Whilst these times are peculiar, they have spurred interest in other fringe products, and one such example is Talkspace, a 'mobile therapy' technology company listed on the NASDAQ exchange, which is headquartered in New York and was founded in 2012 by Israeli married couple Oren and Roni Frank.
The company was conceived after a transformative experience in couples therapy that saved their marriage, therefore Talkspace began as a group therapy platform, but has evolved to a company offering online psychotherapy from licensed therapists. It became publicly listed on NASDAQ, a very technology-orientated stock exchange in January this year, and began its publicly listed existence with aplomb, however it has been a downhill spiral since then.
This week, Talkspace enjoys the dubious accolade of being the bottom stock on the NASDAQ, having suddenly dipped even lower during the end of last week to an all time low since it began its decline in January.

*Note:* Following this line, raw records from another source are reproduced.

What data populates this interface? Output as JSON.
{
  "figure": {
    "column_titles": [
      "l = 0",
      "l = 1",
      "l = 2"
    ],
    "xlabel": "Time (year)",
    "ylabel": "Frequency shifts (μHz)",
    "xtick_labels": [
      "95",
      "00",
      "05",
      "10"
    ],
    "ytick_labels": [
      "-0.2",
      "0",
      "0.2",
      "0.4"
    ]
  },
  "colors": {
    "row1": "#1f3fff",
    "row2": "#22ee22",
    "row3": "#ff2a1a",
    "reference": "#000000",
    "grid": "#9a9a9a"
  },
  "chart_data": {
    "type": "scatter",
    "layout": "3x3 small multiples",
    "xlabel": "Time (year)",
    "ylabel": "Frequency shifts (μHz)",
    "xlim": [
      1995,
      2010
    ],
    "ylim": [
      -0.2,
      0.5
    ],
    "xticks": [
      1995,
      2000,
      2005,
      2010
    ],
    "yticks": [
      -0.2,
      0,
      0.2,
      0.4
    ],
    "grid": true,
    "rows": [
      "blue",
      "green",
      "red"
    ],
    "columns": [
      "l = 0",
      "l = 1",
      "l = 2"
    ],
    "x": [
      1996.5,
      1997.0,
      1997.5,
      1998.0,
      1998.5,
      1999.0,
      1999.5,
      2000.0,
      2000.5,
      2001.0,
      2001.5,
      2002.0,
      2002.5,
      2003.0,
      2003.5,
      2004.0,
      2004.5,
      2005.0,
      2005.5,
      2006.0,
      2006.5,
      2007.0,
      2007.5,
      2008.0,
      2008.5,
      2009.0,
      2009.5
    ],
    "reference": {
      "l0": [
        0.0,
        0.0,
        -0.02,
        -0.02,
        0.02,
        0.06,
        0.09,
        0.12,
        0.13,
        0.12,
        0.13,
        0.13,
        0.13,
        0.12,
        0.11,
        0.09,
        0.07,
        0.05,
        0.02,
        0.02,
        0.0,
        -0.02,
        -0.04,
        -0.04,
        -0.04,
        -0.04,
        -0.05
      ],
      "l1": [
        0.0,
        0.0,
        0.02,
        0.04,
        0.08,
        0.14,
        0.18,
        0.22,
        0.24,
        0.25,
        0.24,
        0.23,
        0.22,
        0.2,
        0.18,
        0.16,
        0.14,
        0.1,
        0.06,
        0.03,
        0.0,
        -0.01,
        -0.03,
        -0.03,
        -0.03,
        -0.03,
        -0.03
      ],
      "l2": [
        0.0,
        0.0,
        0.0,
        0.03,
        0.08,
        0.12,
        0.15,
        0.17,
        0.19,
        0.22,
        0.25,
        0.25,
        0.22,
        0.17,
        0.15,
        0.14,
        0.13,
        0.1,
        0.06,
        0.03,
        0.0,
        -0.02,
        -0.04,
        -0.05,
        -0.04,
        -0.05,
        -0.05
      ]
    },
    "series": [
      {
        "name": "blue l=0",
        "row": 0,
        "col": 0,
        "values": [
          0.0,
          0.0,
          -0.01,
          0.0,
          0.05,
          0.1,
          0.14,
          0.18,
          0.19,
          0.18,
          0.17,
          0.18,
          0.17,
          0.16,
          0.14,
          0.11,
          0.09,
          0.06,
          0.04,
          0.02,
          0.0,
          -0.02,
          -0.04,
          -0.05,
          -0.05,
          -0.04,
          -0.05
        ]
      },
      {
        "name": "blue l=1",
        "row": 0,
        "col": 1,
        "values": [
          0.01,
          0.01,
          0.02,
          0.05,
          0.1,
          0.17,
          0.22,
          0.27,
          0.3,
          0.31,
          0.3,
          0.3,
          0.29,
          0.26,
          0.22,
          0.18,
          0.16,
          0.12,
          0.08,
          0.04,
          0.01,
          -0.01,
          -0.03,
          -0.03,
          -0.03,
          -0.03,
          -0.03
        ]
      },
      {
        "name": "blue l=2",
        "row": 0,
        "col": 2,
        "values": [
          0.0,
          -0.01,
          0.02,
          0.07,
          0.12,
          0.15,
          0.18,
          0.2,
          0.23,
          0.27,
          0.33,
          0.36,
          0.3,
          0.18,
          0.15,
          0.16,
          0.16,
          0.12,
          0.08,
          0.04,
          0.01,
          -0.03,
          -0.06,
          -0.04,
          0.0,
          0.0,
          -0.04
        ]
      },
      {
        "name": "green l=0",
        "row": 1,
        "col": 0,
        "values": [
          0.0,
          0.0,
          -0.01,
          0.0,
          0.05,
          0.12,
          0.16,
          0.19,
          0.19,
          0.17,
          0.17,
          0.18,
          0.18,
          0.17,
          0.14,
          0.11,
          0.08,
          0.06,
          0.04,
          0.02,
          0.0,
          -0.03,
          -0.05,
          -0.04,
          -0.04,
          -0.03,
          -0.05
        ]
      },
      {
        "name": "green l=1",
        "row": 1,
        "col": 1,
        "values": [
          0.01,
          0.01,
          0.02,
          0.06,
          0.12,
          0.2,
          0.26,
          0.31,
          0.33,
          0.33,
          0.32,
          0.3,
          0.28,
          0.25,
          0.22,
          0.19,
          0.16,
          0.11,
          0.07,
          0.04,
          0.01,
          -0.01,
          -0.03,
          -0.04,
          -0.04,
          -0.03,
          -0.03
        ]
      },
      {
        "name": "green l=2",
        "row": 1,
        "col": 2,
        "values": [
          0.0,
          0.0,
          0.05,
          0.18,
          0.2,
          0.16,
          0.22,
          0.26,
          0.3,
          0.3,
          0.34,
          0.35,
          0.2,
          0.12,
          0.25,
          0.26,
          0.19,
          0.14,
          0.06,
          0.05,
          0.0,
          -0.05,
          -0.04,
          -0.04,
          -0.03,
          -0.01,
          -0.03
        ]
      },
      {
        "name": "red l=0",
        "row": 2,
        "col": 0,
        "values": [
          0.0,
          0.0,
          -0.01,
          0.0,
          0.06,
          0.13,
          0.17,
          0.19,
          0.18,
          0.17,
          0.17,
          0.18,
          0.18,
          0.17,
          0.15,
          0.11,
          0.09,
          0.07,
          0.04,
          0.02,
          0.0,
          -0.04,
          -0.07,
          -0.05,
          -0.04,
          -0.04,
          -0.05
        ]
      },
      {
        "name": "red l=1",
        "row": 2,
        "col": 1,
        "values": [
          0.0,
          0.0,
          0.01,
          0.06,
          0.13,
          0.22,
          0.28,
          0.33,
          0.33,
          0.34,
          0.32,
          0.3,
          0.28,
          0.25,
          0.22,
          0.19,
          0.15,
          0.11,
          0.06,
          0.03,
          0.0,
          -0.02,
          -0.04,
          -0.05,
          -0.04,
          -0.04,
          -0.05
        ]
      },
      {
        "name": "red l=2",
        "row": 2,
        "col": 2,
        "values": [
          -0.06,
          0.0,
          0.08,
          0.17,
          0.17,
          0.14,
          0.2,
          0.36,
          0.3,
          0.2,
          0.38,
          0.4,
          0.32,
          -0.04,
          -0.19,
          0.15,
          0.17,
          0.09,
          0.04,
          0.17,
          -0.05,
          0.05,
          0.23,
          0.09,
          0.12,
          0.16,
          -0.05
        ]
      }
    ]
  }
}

The company went public on NASDAQ via a SPAC listing, perhaps unsurprisingly, and engaged in a $1.4 billion deal with Hudson Executive Investment Corp. providing the company with $250 million in cash to be used as growth capital back in January this year at the height of the SPAC listing trend and just before the meme stock frenzy began.
It is perhaps somewhat bizarre that firms listing on NASDAQ are able to do so with such ease, bypassing the normal and very stringent criteria for public listings on prestigious exchanges.
Talkspace doesn't exactly have a blot-free copybook. In April 2020, The New York Times published an article where they cited Talkspace employees had read transcripts from therapy sessions and that employees were instructed by the company to post fake app store reviews using burner phones, and there have been a few instances of controversy surrounding conflicting business and clinical interests, making scientific claims about its effectiveness, violating patient confidentiality, and a lawsuit against the Psychotherapy Action Network for defamation. All this within the last three years.
Either the firm will de-list, or get de-listed, leaving the Franks to keep the cash, or it will attract investors. Either way, it is one of those 'heads or tails' situations, as is now a characteristic of many of these fringe companies that have been allowed into the public trading domain via SPACs.
It could even, at a stretch, be considered a meme stock.